Perhaps one fact about human biology and genetics which everyone has buried somewhere in the back of their minds is that about 99 percent of the human genome is identical with that of a chimpanzee or monkey. But the question is not only about why we are so similar to chimpanzees and monkeys, but also, what is it that narrowly makes us different from them? This is where Charles Darwin comes into play.
Darwin’s theory, in a nutshell, is “the theory of descent with modification through natural selection.” Both the differences and similarities between distinct species are then explained by Darwin through the concept of “variation.” As Darwin wrote:
“We have…seen that it is the most flourishing and dominant species of the larger genera which on an average vary most; and varieties…tend to become converted into new and distinct species. The larger genera thus tend to become larger; and throughout nature the forms of life which are now dominant tend to become still more dominant by leaving many modified and dominant descendants. But by steps hereafter…the larger genera also tend to break up into smaller genera. And thus, the forms of life throughout the universe become divided into groups subordinate to groups.”
Why certain types of organisms descend and modify and survive through the course of time while others do not is explained by Darwin through the concept of “natural selection.” Darwin explained the concept of “natural selection” in the following manner:
“It may be said that natural selection is daily and hourly scrutinizing, throughout the world, every variation, even the slightest; rejecting that which is bad, preserving and adding up all that is good; silently and insensibly working, whenever and wherever opportunity offers, at the improvement of each organic being in relation to its organic and inorganic conditions of life.”
Darwin added:
“We see nothing of these slow changes in progress, until the hand of time has marked the long lapse of ages, and then so imperfect is our view into long past geological ages, that we only see that the forms of life are now different from what they formerly were.”
Thus, natural selection is a force which takes climactic and environmental factors into account and then acts “only through and for the good of each being” to borrow from Darwin. The history of natural selection amongst the human race is demonstrated by the replacement of the Homo erectus which spread to Europe and Asia from Africa about two million years ago by a more technologically advanced Homo sapiens species which again came out of Africa somewhere between one hundred to three-hundred thousand years ago. Two major subgroups of the Homo erectus in Europe were the Homo neanderthalensis and the Homo heidelbergensis, and the two major subgroups of the Homo erectus in Asia are the Chinese and Malay peoples.

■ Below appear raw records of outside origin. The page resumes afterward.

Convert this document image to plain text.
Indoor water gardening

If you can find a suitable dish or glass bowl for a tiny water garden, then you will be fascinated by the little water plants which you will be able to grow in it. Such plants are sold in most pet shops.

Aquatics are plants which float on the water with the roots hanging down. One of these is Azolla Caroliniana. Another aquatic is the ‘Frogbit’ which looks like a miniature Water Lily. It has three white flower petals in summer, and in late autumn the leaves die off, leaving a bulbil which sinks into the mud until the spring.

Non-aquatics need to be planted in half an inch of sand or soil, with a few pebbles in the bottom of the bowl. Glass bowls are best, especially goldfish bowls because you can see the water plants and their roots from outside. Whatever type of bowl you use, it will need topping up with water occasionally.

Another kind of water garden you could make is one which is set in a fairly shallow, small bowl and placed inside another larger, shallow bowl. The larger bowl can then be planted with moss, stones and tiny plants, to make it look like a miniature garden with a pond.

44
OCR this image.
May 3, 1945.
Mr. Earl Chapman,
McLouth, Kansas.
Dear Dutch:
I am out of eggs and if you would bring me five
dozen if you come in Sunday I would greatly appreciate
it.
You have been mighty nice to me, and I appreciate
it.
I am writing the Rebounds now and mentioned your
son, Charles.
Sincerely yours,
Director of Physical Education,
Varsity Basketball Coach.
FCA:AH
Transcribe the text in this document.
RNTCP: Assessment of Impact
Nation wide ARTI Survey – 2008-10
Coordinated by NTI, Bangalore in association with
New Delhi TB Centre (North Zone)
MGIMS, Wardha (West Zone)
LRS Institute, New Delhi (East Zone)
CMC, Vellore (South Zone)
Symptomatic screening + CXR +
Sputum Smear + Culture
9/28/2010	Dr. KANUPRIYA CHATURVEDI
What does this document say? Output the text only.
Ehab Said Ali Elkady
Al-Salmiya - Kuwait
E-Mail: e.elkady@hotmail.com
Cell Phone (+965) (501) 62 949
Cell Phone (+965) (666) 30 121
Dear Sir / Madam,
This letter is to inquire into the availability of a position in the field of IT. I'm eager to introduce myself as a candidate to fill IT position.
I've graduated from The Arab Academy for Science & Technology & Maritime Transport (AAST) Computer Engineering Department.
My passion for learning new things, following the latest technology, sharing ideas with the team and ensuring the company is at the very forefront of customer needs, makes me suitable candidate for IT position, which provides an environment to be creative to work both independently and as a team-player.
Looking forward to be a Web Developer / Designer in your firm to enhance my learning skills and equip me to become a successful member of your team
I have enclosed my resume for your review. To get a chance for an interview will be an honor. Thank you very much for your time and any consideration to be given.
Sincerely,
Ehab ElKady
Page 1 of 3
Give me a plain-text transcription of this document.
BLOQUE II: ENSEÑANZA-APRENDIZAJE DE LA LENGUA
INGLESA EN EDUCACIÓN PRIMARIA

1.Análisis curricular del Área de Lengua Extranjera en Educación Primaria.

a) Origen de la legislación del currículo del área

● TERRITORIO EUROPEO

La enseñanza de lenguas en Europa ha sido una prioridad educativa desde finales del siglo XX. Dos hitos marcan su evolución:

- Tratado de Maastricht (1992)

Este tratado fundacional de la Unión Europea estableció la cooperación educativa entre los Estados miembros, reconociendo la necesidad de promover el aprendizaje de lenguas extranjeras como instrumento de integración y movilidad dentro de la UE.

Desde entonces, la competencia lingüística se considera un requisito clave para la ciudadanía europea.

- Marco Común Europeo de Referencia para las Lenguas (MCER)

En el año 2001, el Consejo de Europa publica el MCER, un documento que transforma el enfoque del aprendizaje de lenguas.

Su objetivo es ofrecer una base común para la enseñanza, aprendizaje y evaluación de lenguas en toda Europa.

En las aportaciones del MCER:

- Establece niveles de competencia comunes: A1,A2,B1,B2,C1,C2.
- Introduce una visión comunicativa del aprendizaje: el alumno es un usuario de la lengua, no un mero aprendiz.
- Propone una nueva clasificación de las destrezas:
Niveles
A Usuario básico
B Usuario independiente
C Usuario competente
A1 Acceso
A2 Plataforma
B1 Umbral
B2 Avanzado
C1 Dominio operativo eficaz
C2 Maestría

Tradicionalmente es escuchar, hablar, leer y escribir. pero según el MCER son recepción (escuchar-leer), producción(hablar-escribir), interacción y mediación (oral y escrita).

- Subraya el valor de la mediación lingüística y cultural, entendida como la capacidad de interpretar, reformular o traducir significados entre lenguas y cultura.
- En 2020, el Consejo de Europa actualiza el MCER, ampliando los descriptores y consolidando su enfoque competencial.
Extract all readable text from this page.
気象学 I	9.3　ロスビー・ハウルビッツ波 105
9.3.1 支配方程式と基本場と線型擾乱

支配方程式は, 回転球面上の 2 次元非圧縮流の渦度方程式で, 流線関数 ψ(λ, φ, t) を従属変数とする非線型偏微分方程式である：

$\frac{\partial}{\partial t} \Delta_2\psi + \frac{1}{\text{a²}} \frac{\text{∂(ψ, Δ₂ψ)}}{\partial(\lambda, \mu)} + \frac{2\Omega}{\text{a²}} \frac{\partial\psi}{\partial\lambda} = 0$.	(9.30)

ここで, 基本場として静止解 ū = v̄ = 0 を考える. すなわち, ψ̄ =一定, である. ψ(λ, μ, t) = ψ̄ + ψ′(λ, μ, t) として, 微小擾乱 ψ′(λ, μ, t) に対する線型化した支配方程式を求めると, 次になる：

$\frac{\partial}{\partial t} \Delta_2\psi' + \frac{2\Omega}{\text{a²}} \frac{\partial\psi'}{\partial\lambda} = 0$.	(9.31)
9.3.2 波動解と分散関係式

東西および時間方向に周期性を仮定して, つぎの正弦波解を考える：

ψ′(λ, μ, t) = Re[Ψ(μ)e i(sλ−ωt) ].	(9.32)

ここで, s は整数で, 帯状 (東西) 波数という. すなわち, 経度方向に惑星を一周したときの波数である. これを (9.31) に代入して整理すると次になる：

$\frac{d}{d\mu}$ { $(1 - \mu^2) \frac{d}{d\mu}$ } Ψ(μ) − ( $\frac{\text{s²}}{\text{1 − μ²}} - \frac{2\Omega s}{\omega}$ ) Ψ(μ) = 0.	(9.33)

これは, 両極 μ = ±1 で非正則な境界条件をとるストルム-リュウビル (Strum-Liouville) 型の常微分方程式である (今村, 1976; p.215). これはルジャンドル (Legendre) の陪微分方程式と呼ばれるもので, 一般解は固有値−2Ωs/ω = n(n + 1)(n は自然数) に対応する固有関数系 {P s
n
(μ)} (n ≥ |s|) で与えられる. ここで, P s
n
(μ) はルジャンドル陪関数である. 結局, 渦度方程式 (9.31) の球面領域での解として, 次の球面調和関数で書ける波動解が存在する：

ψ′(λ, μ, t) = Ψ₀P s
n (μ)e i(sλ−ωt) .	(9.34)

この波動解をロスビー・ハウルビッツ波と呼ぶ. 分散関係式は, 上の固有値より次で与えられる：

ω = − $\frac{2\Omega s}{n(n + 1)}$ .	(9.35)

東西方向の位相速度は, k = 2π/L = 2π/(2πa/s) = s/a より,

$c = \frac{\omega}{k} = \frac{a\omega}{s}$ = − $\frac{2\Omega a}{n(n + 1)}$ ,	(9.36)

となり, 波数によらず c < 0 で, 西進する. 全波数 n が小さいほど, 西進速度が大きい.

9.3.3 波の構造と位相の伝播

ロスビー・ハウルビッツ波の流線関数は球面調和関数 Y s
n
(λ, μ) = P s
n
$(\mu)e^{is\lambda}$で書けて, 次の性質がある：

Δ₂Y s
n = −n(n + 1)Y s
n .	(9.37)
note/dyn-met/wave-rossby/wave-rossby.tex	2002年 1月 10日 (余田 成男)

As one scholar argued, the story of the Homo sapiens is a story of technology. Arguably, the reason why the Homo sapiens were able to replace the Homo erectus of Europe and Asia is because of technology. In turn, why Europe and Asia could have adjusted to prevailing circumstances can in large part be explained by technology. And recent advances and changes in technology might be ushering in yet another epoch in the evolutionary history of the Homo sapiens. Certain scholars like Yuval Noah Harari have argued that these recent advancements and changes in technology can overcome ‘natural selection’ itself by altering the biological constitution of human beings through accessing the “biochemical algorithms” of a human being. While computers and machines have “electronic algorithms” which can be accessed and changed, animals and human beings are thought to have “biochemical algorithms” which can be accessed and changed and in turn can enable human beings to overcome natural selection, according to Harari.
Whereas natural selection enabled human evolution and gene mutations up until now, technology will enable the evolution and gene mutations in human beings from this point forward, so the theory goes. Nevertheless, there is an opposite school of thought with regards to the theory of evolution from the one that is “gene-centric” and must be considered, namely the environment-centric school of evolution which does not discount ‘natural selection’ is thought to have more preponderance, relevance, and significance to an understanding of natural and social reality at the present moment. Thus, rather than being a set of antiquated and obsolete ideas that should be buried in the annals of history, Darwin’s ideas are as relevant to an understanding of natural and social reality now as they were during the peak of Western “Enlightenment” a number of centuries ago in Europe.